Desses vários pontos de vista, é justamente evidente qual é o problema central no debate da heliocentridade: O problema é da autoridade da Bíblia. Deus realmente escreveu “verdade verdadeira”, como Francis Schaeffer a chama; Ou ele escreveu mentiras por causa da conveniência de não parecer muito incongruente para a mente antiga? A Bíblia está clara em seus ensinamentos ou precisamos de “especialistas” científicos para aconselhar o que “Deus realmente quis dizer ao nos dizer” como é, porque obviamente não temos a capacidade de dizer com propriedade, segurança e satisfação?  E se Deus escreve coisas que não são verdades verdadeiras nessas passagens que se referem à imobilidade da terra, então como o homem pode confiar em qualquer outra coisa que Deus escreve? Como podemos saber o que Deus “diz” ao dizer ou qual é a verdade se isso não significa aquilo que diz em primeiro lugar? Ou a ideia heliocêntrica é apenas outra versão negativa de Satanás, usada para Eva em Gênesis 3: 1, para trazer dúvidas sobre a veracidade da palavra de Deus? E, finalmente, é a evidência do heliocentrismo tão esmagadora quanto os textos elementares fazem parecer, ou é um daqueles casos a que Kuhn se refere quando escreve sobre as origens e a história das idéias científicas:

No caso dos livros didáticos, pelo menos, há boas razões porque, nessas questões, são sistematicamente desinformados.

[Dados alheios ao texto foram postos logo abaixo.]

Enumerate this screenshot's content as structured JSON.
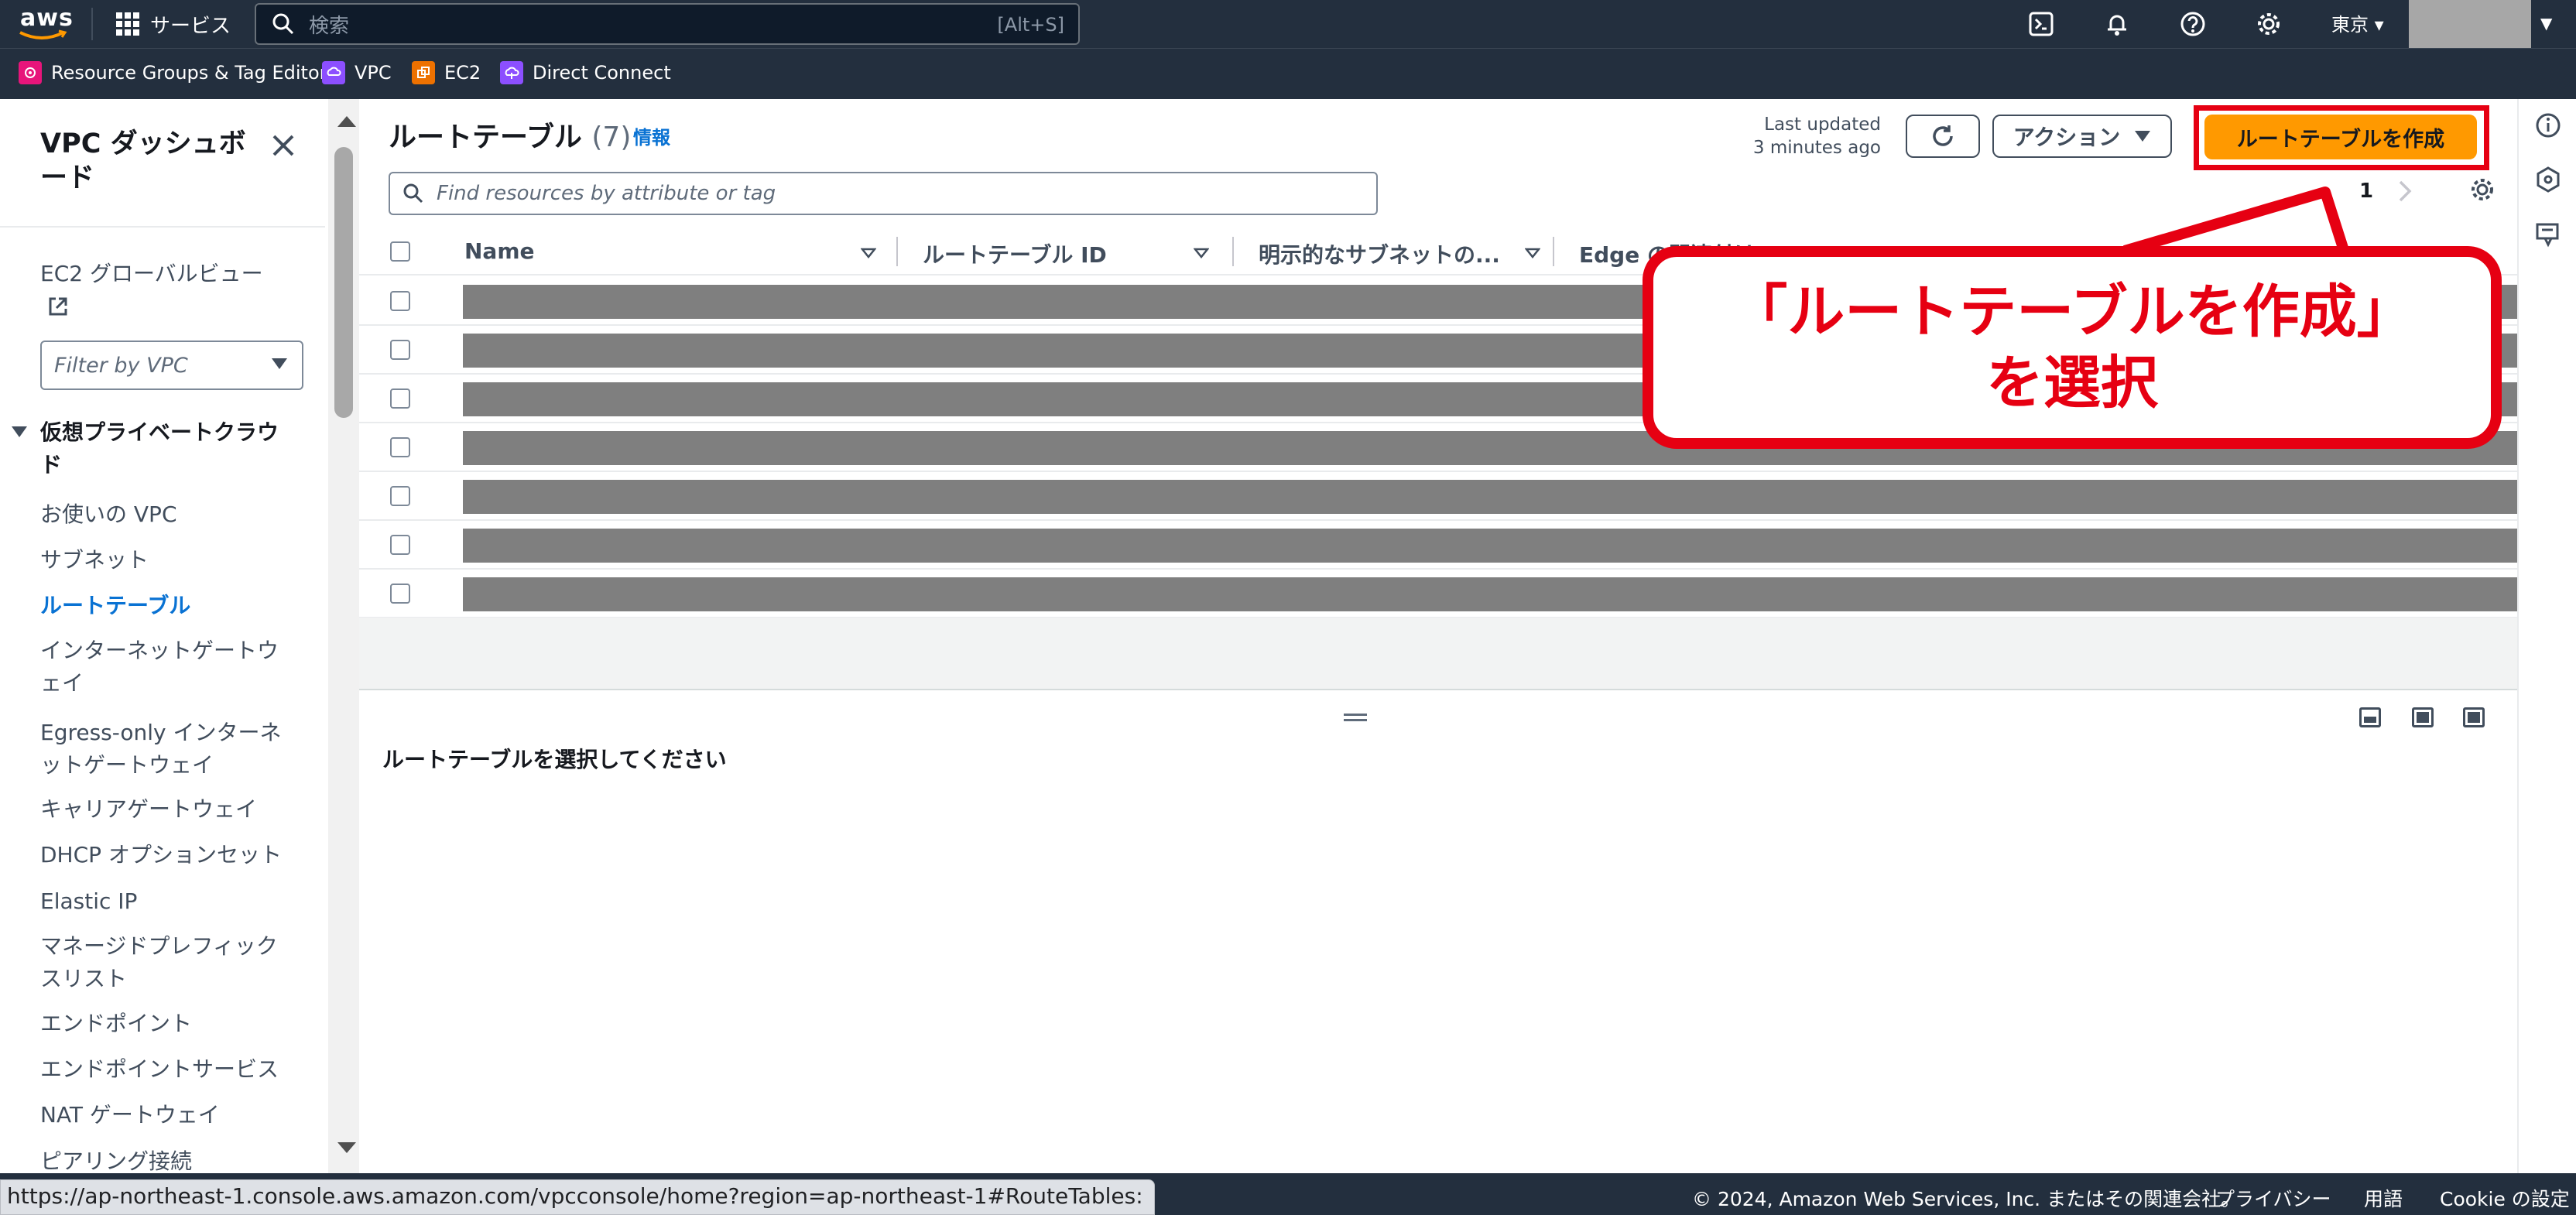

Finalmente, no século passado, houve uma explosão de conhecimento, sem precedentes históricos, à luz do qual o geocentrismo retornou em uma nova forma chamada geocentrismo. A chave para a distinção entre geocentrismo e geocentrismo é esta: o geocentrismo era, como diz o sufismo, uma idéia divisória; divisivo no sentido de que o modelo não permitia um universo no qual as partes estivessem livres para interagir. Posteriormente em textos históricos, documentaremos o modelo geocêntrico de Oscurantismo, no qual os planetas se moviam em esferas cristalinas e onde nenhum corpo astral poderia deixar sua esfera particular. A geocentridade, por outro lado, é um modelo integrador que liga as partes do cosmos como um todo.  Por outro lado, o heliocentrismo geralmente precisa de hipóteses adicionais para sua explicação como um fenômeno. Examinaremos esse aspecto do geocentrismo em publicações futuras. Mas primeiro examinaremos o modelo bíblico em textos para este site.